Ten times more samples makes 52%, 1000 times less likely! Whoa.

How many times would you need to flip the coin to be certain that it is fair?

Discuss… What is a more productive variation on this question?

Example: Car deaths

In 2018, 39,404 people in the US died in car accidents. In 2019, it was 38,800. So, it went down by roughly 1.8%. Is this a difference that could have happened by chance? Or, is this difference “statistically significant”?

Follow the logic of statistical testing above.

  1. What is a statistical model for \(D_{2018}, D_{2019}\), the number of people that die in the US in car accidents in 2018 and 2019, such that they have the same distribution? These are counts of things. So, I would propose Poisson. To embed the notion of “no statistical difference between 2018 and 2019”, they should have the same rate parameter \(\lambda\). We will set \(\lambda\) to be the average of the two observed values (this is our best guess)… \(39,102 = (38,800+39,404)/2\). Then,

\(H_0: D_{2018}, D_{2019}\) are independent and identically distributed Poisson(\(\lambda = 39,102\))

  1. As a test statistic, I propose that we use “the percent difference”

\(S = \frac{D_{2018} - D_{2019}}{D_{2018}}.\)

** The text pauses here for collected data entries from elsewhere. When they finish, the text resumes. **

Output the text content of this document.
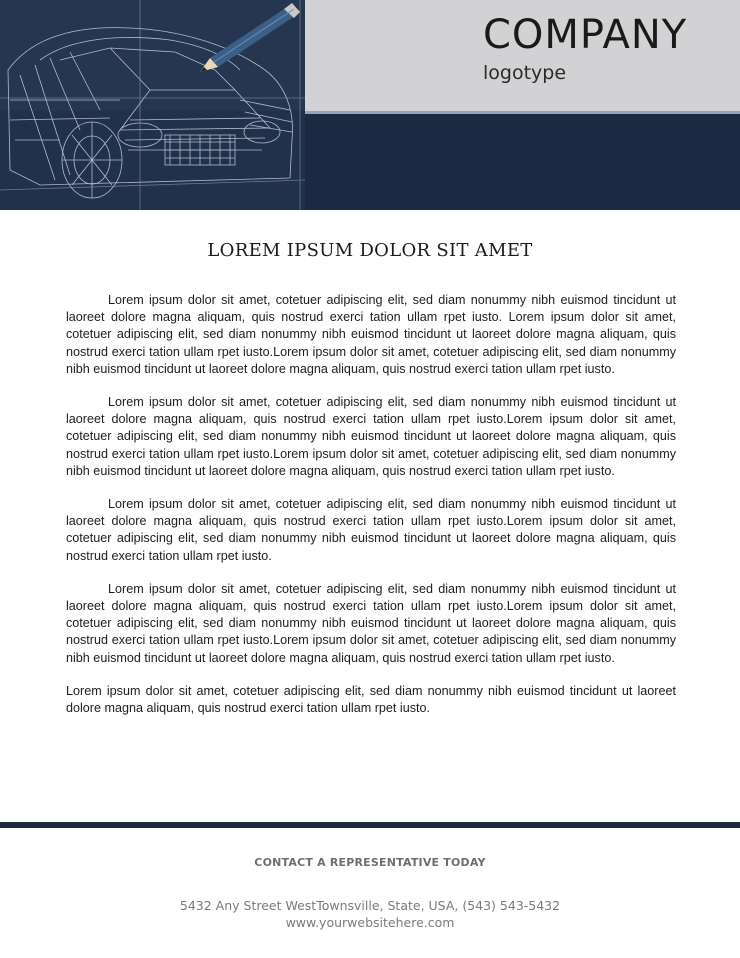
COMPANY
logotype
LOREM IPSUM DOLOR SIT AMET

Lorem ipsum dolor sit amet, cotetuer adipiscing elit, sed diam nonummy nibh euismod tincidunt ut laoreet dolore magna aliquam, quis nostrud exerci tation ullam rpet iusto. Lorem ipsum dolor sit amet, cotetuer adipiscing elit, sed diam nonummy nibh euismod tincidunt ut laoreet dolore magna aliquam, quis nostrud exerci tation ullam rpet iusto.Lorem ipsum dolor sit amet, cotetuer adipiscing elit, sed diam nonummy nibh euismod tincidunt ut laoreet dolore magna aliquam, quis nostrud exerci tation ullam rpet iusto.

Lorem ipsum dolor sit amet, cotetuer adipiscing elit, sed diam nonummy nibh euismod tincidunt ut laoreet dolore magna aliquam, quis nostrud exerci tation ullam rpet iusto.Lorem ipsum dolor sit amet, cotetuer adipiscing elit, sed diam nonummy nibh euismod tincidunt ut laoreet dolore magna aliquam, quis nostrud exerci tation ullam rpet iusto.Lorem ipsum dolor sit amet, cotetuer adipiscing elit, sed diam nonummy nibh euismod tincidunt ut laoreet dolore magna aliquam, quis nostrud exerci tation ullam rpet iusto.

Lorem ipsum dolor sit amet, cotetuer adipiscing elit, sed diam nonummy nibh euismod tincidunt ut laoreet dolore magna aliquam, quis nostrud exerci tation ullam rpet iusto.Lorem ipsum dolor sit amet, cotetuer adipiscing elit, sed diam nonummy nibh euismod tincidunt ut laoreet dolore magna aliquam, quis nostrud exerci tation ullam rpet iusto.

Lorem ipsum dolor sit amet, cotetuer adipiscing elit, sed diam nonummy nibh euismod tincidunt ut laoreet dolore magna aliquam, quis nostrud exerci tation ullam rpet iusto.Lorem ipsum dolor sit amet, cotetuer adipiscing elit, sed diam nonummy nibh euismod tincidunt ut laoreet dolore magna aliquam, quis nostrud exerci tation ullam rpet iusto.Lorem ipsum dolor sit amet, cotetuer adipiscing elit, sed diam nonummy nibh euismod tincidunt ut laoreet dolore magna aliquam, quis nostrud exerci tation ullam rpet iusto.

Lorem ipsum dolor sit amet, cotetuer adipiscing elit, sed diam nonummy nibh euismod tincidunt ut laoreet dolore magna aliquam, quis nostrud exerci tation ullam rpet iusto.

CONTACT A REPRESENTATIVE TODAY
5432 Any Street WestTownsville, State, USA, (543) 543-5432
www.yourwebsitehere.com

Notice that under the null hypothesis, \(S\) is going to take values around zero. I think we should use a “two-sided test”, meaning that we will reject if the absolute value of \(S\) (i.e. \(|S|\)) is big. (Why two-sided? Well, if the number was going up, people would also have a strong reaction. So, whether \(S\) is large and positive or large and negative, we would take either as providing evidence against the null hypothesis.) So, we will want to evaluate

\(P(|S| > |s|)\)

  1. We have our data, \(d_{2018} = 39,404\) and \(d_{2019} = 38,800\). So,

\(s = \frac{d_{2019} - d_{2018}}{d_{2018}}\approx -1.5\%\)

s = (38800-39404)/(39404)
s
## [1] -0.01532839
library(tidyverse)

# First, write a function to simulate S
simulate_S = function(){
  D2018 = rpois(1,39102)
  D2019 = rpois(1,39102)
  S = (D2019-D2018)/(D2018)
  return(S)
}
# Second, write a function to evaluate whether S \in A.
check_if_S_in_A = function(S){
  return(abs(S) > abs(s))
}
# Now, we are going to do it lots of times.  
# Let's arrange the simulations in a data.frame with three columns
r = 10000
monte_carlo = data.frame(replicate = 1:r, 
                         S = rep(NA,r), 
                         S_in_A = rep(NA, r)) 
for(i in 1:r){
  # monte_carlo$S[i] = simulate_S()
  # monte_carlo$S_in_A[i] = check_if_S_in_A(monte_carlo$X[i])
 
# I'm going to use the alterative way...
 monte_carlo[i,2] = simulate_S()
 monte_carlo[i,3] = check_if_S_in_A(monte_carlo[i,2])
}
monte_carlo = as_tibble(monte_carlo)
monte_carlo %>% summarise(mean(S_in_A))
## # A tibble: 1 x 1
##   `mean(S_in_A)`
##            <dbl>
## 1         0.0319
monte_carlo %>% ggplot(aes(x = S)) + geom_histogram()

Finally: some more terminology

See below table:

Reject H0 Not Reject H0
H0 True Type I Error (\(\alpha\)) Correct
H0 False Correct Type II Error (\(\beta\))

If the null is true and we do not reject it, or if the null is false and we reject it, we have done the right thing. If the null is true and we reject it, we have made the wrong conclusion. We say we have made a Type I error, or an \(\alpha\) error. We also call \(\alpha\) the probability of a Type I error, which can be expressed as follows: \[\alpha= P(\text{Reject}~H_0|H_0~\text{true})\]

If the null is false and we do not reject it, we have also made the wrong conclusion. We say we have made a Type II error, or a \(\beta\) error. We also call \(\beta\) the probability of a Type II error, which can be expressed as follows: \[\beta = P(\text{Not reject}~H_0|H_0~\text{false})\]

Very closely related to \(\beta\) is power: \[Power = 1-\beta= P(\text{Reject}~H_0|H_0~\text{false})\]